Pour plusieurs femmes que nous avons interrogées, elles refusent de parler d’avortement tant qu’elles n’ont pas été voir un médecin pour subir une IVG. « J’ai pris des médicaments un mois après la disparition des mes règles et c’est revenu. Ce n’est pas un avortement à proprement parler » nous confie dame Geneviève alors que sa copine à côté nous raconte avoir pris des tisanes et insérer une tisane fait en boule dans l’utérus pour faire couler le sang. Pour chaque IVG clandestine, les méthodes diffèrent. Elles sont plusieurs à nous confier avoir pris aussi des boissons très amères et parfois chauffées pour interrompre leur grossesse. La gynécologue catégorique dit que ce ne sont pas des méthodes décrites et recommandées.
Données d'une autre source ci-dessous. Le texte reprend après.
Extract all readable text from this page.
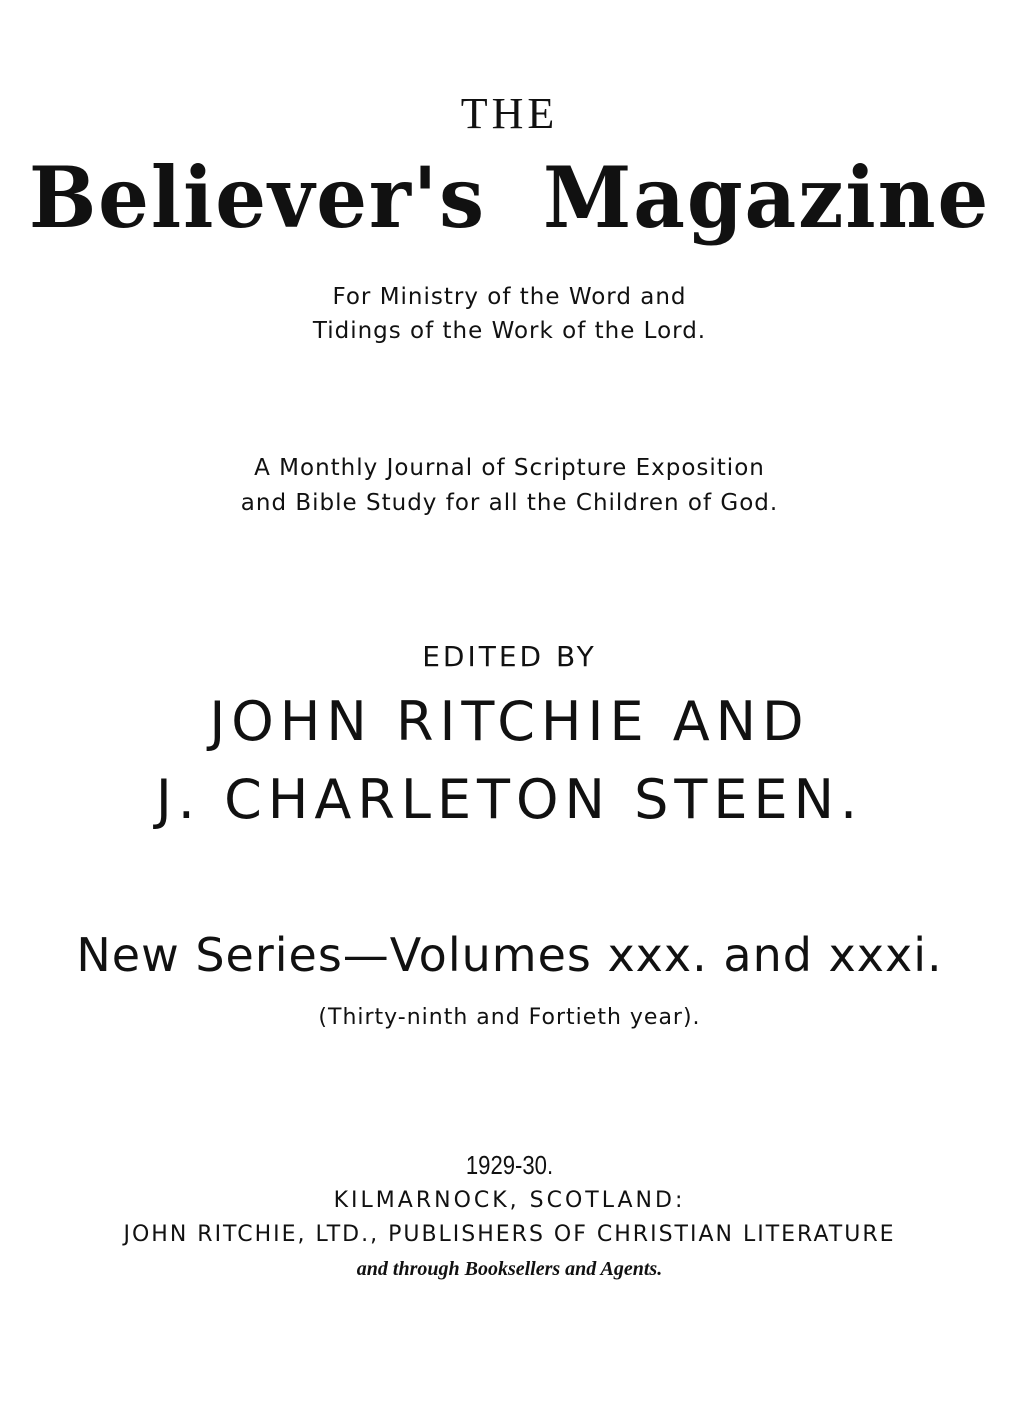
THE
Believer's Magazine
For Ministry of the Word and
Tidings of the Work of the Lord.
A Monthly Journal of Scripture Exposition
and Bible Study for all the Children of God.
EDITED BY
JOHN RITCHIE AND
J. CHARLETON STEEN.
New Series—Volumes xxx. and xxxi.
(Thirty-ninth and Fortieth year).
1929-30.
KILMARNOCK, SCOTLAND:
JOHN RITCHIE, LTD., PUBLISHERS OF CHRISTIAN LITERATURE
and through Booksellers and Agents.
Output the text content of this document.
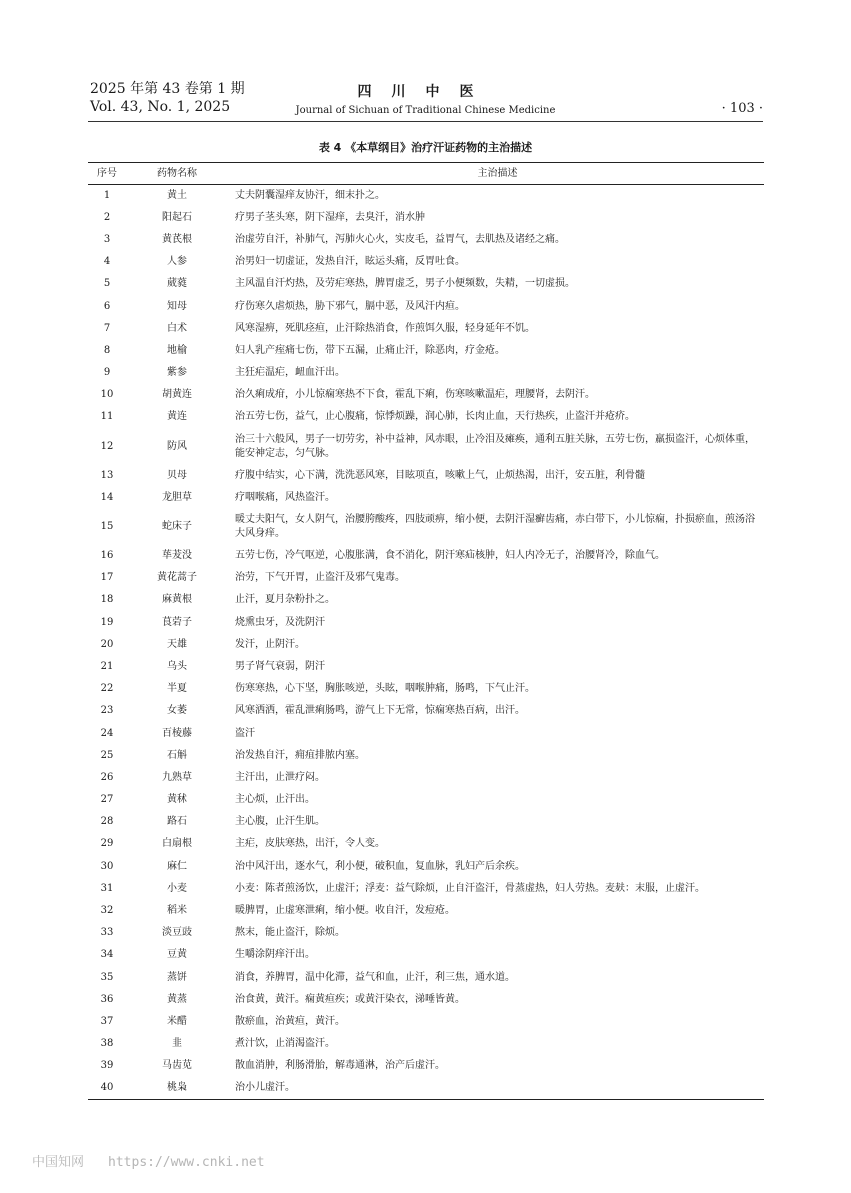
2025 年第 43 卷第 1 期
Vol. 43, No. 1, 2025
四川中医
Journal of Sichuan of Traditional Chinese Medicine	· 103 ·
表 4 《本草纲目》治疗汗证药物的主治描述
序号	药物名称	主治描述
1	黄土	丈夫阴囊湿痒友协汗，细末扑之。
2	阳起石	疗男子茎头寒，阴下湿痒，去臭汗，消水肿
3	黄芪根	治虚劳自汗，补肺气，泻肺火心火，实皮毛，益胃气，去肌热及诸经之痛。
4	人参	治男妇一切虚证，发热自汗，眩运头痛，反胃吐食。
5	葳蕤	主风温自汗灼热，及劳疟寒热，脾胃虚乏，男子小便频数，失精，一切虚损。
6	知母	疗伤寒久虐烦热，胁下邪气，膈中恶，及风汗内疸。
7	白术	风寒湿痹，死肌痉疸，止汗除热消食，作煎饵久服，轻身延年不饥。
8	地榆	妇人乳产痓痛七伤，带下五漏，止痛止汗，除恶肉，疗金疮。
9	紫参	主狂疟温疟，衄血汗出。
10	胡黄连	治久痢成疳，小儿惊痫寒热不下食，霍乱下痢，伤寒咳嗽温疟，理腰肾，去阴汗。
11	黄连	治五劳七伤，益气，止心腹痛，惊悸烦躁，润心肺，长肉止血，天行热疾，止盗汗并疮疥。
12	防风	治三十六般风，男子一切劳劣，补中益神，风赤眼，止冷泪及瘫痪，通利五脏关脉，五劳七伤，羸损盗汗，心烦体重，能安神定志，匀气脉。
13	贝母	疗腹中结实，心下满，洗洗恶风寒，目眩项直，咳嗽上气，止烦热渴，出汗，安五脏，利骨髓
14	龙胆草	疗咽喉痛，风热盗汗。
15	蛇床子	暖丈夫阳气，女人阴气，治腰胯酸疼，四肢顽痹，缩小便，去阴汗湿癣齿痛，赤白带下，小儿惊痫，扑损瘀血，煎汤浴大风身痒。
16	荜茇没	五劳七伤，冷气呕逆，心腹胀满，食不消化，阴汗寒疝核肿，妇人内冷无子，治腰肾冷，除血气。
17	黄花蒿子	治劳，下气开胃，止盗汗及邪气鬼毒。
18	麻黄根	止汗，夏月杂粉扑之。
19	茛菪子	烧熏虫牙，及洗阴汗
20	天雄	发汗，止阴汗。
21	乌头	男子肾气衰弱，阴汗
22	半夏	伤寒寒热，心下坚，胸胀咳逆，头眩，咽喉肿痛，肠鸣，下气止汗。
23	女萎	风寒洒洒，霍乱泄痢肠鸣，游气上下无常，惊痫寒热百病，出汗。
24	百棱藤	盗汗
25	石斛	治发热自汗，痈疽排脓内塞。
26	九熟草	主汗出，止泄疗闷。
27	黄秫	主心烦，止汗出。
28	路石	主心腹，止汗生肌。
29	白扇根	主疟，皮肤寒热，出汗，令人变。
30	麻仁	治中风汗出，逐水气，利小便，破积血，复血脉，乳妇产后余疾。
31	小麦	小麦：陈者煎汤饮，止虚汗；浮麦：益气除烦，止自汗盗汗，骨蒸虚热，妇人劳热。麦麸：末服，止虚汗。
32	稻米	暖脾胃，止虚寒泄痢，缩小便。收自汗，发痘疮。
33	淡豆豉	熬末，能止盗汗，除烦。
34	豆黄	生嚼涂阴痒汗出。
35	蒸饼	消食，养脾胃，温中化滞，益气和血，止汗，利三焦，通水道。
36	黄蒸	治食黄，黄汗。痫黄疸疾；或黄汗染衣，涕唾皆黄。
37	米醋	散瘀血，治黄疸，黄汗。
38	韭	煮汁饮，止消渴盗汗。
39	马齿苋	散血消肿，利肠滑胎，解毒通淋，治产后虚汗。
40	桃枭	治小儿虚汗。
中国知网 https://www.cnki.net
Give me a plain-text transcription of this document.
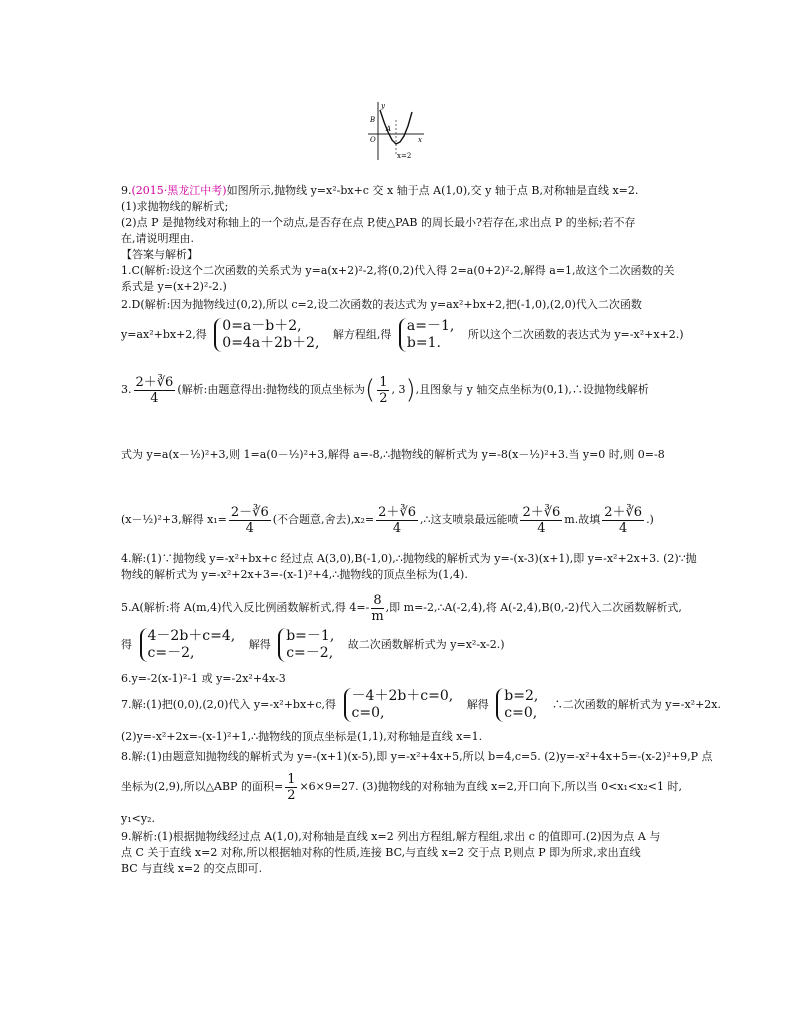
y
x
B
O
A
x=2
9.(2015·黑龙江中考)如图所示,抛物线 y=x²-bx+c 交 x 轴于点 A(1,0),交 y 轴于点 B,对称轴是直线 x=2.
(1)求抛物线的解析式;
(2)点 P 是抛物线对称轴上的一个动点,是否存在点 P,使△PAB 的周长最小?若存在,求出点 P 的坐标;若不存
在,请说明理由.
【答案与解析】
1.C(解析:设这个二次函数的关系式为 y=a(x+2)²-2,将(0,2)代入得 2=a(0+2)²-2,解得 a=1,故这个二次函数的关
系式是 y=(x+2)²-2.)
2.D(解析:因为抛物线过(0,2),所以 c=2,设二次函数的表达式为 y=ax²+bx+2,把(-1,0),(2,0)代入二次函数
y=ax²+bx+2,得 0=a－b＋2,
0=4a＋2b＋2, 解方程组,得 a=－1,
b=1. 所以这个二次函数的表达式为 y=-x²+x+2.)
3. $\frac{2+∛6}{4}$ (解析:由题意得出:抛物线的顶点坐标为( $\frac{1}{2}$ , 3),且图象与 y 轴交点坐标为(0,1),∴设抛物线解析
式为 y=a(x－½)²+3,则 1=a(0－½)²+3,解得 a=-8,∴抛物线的解析式为 y=-8(x－½)²+3.当 y=0 时,则 0=-8
(x－½)²+3,解得 $x_1= \frac{2-∛6}{4}$ (不合题意,舍去)$,x_2= \frac{2+∛6}{4}$ ,∴这支喷泉最远能喷 $\frac{2+∛6}{4} m$.故填 $\frac{2+∛6}{4}$ .)
4.解:(1)∵抛物线 y=-x²+bx+c 经过点 A(3,0),B(-1,0),∴抛物线的解析式为 y=-(x-3)(x+1),即 y=-x²+2x+3. (2)∵抛
物线的解析式为 y=-x²+2x+3=-(x-1)²+4,∴抛物线的顶点坐标为(1,4).
5.A(解析:将 A(m,4)代入反比例函数解析式,得 $4=- \frac{8}{m}$ ,即 m=-2,∴A(-2,4),将 A(-2,4),B(0,-2)代入二次函数解析式,
得 4－2b＋c=4,
c=－2, 解得 b=－1,
c=－2, 故二次函数解析式为 y=x²-x-2.)
6.y=-2(x-1)²-1 或 y=-2x²+4x-3
7.解:(1)把(0,0),(2,0)代入 y=-x²+bx+c,得 －4＋2b＋c=0,
c=0, 解得 b=2,
c=0, ∴二次函数的解析式为 y=-x²+2x.
(2)y=-x²+2x=-(x-1)²+1,∴抛物线的顶点坐标是(1,1),对称轴是直线 x=1.
8.解:(1)由题意知抛物线的解析式为 y=-(x+1)(x-5),即 y=-x²+4x+5,所以 b=4,c=5. (2)y=-x²+4x+5=-(x-2)²+9,P 点
坐标为(2,9),所以△ABP 的面积= $\frac{1}{2} \times 6\times 9=27$. (3)抛物线的对称轴为直线 x=2,开口向下,所以当 0<x₁<x₂<1 时,
y₁<y₂.
9.解析:(1)根据抛物线经过点 A(1,0),对称轴是直线 x=2 列出方程组,解方程组,求出 c 的值即可.(2)因为点 A 与
点 C 关于直线 x=2 对称,所以根据轴对称的性质,连接 BC,与直线 x=2 交于点 P,则点 P 即为所求,求出直线
BC 与直线 x=2 的交点即可.
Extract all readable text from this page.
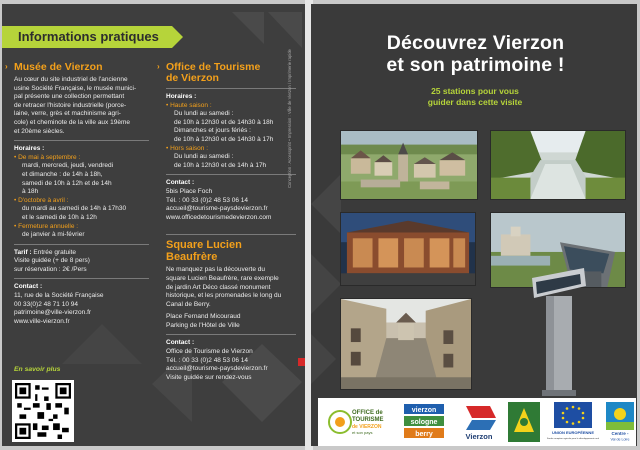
Informations pratiques
Musée de Vierzon
Au cœur du site industriel de l'ancienne
usine Société Française, le musée munici-
pal présente une collection permettant
de retracer l'histoire industrielle (porce-
laine, verre, grès et machinisme agri-
cole) et cheminote de la ville aux 19ème
et 20ème siècles.
Horaires :
• De mai à septembre :
mardi, mercredi, jeudi, vendredi
et dimanche : de 14h à 18h,
samedi de 10h à 12h et de 14h
à 18h
• D'octobre à avril :
du mardi au samedi de 14h à 17h30
et le samedi de 10h à 12h
• Fermeture annuelle :
de janvier à mi-février
Tarif : Entrée gratuite
Visite guidée (+ de 8 pers)
sur réservation : 2€ /Pers
Contact :
11, rue de la Société Française
00 33(0)2 48 71 10 94
patrimoine@ville-vierzon.fr
www.ville-vierzon.fr
›	Office de Tourisme
de Vierzon
Horaires :
• Haute saison :
Du lundi au samedi :
de 10h à 12h30 et de 14h30 à 18h
Dimanches et jours fériés :
de 10h à 12h30 et de 14h30 à 17h
• Hors saison :
Du lundi au samedi :
de 10h à 12h30 et de 14h à 17h
Contact :
5bis Place Foch
Tél. : 00 33 (0)2 48 53 06 14
accueil@tourisme-paysdevierzon.fr
www.officedetourismedevierzon.com
Square Lucien
Beaufrère
Ne manquez pas la découverte du
square Lucien Beaufrère, rare exemple
de jardin Art Déco classé monument
historique, et les promenades le long du
Canal de Berry.
Place Fernand Micouraud
Parking de l'Hôtel de Ville
Contact :
Office de Tourisme de Vierzon
Tél. : 00 33 (0)2 48 53 06 14
accueil@tourisme-paysdevierzon.fr
Visite guidée sur rendez-vous
›
En savoir plus
Conception : Accessprint • Impression : Ville de Vierzon / Imprimerie rapide
Découvrez Vierzon
et son patrimoine !
25 stations pour vous
guider dans cette visite
OFFICE de
TOURISME
de VIERZON
et son pays
vierzon
sologne
berry	Vierzon	UNION EUROPÉENNE
Fonds européen agricole pour le développement rural
Centre -
Val de Loire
Elle insistera aussi pour dire que la ‘’sédaspir’’ ni la ‘’quinine’’ ne sont pas des méthodes contraceptives ni des pullules du lendemain. Pour elle, c’est la patiente en concertation avec son partenaire et son gynécologue qui choisit la méthode contraceptive la plus adaptée pour elle.
En Afrique et dans certains pays de l’Amérique Latine qui sont des pays en voie de développement et surtout où les lois de la religion sont très présentes et pratiquées, il est difficile de faire passer la loi sur le droit à l’avortement. L’issue prendra du temps mais en attendant, des femmes continuent de mourir en pratiquant l’avortement clandestin sous le regard de tous.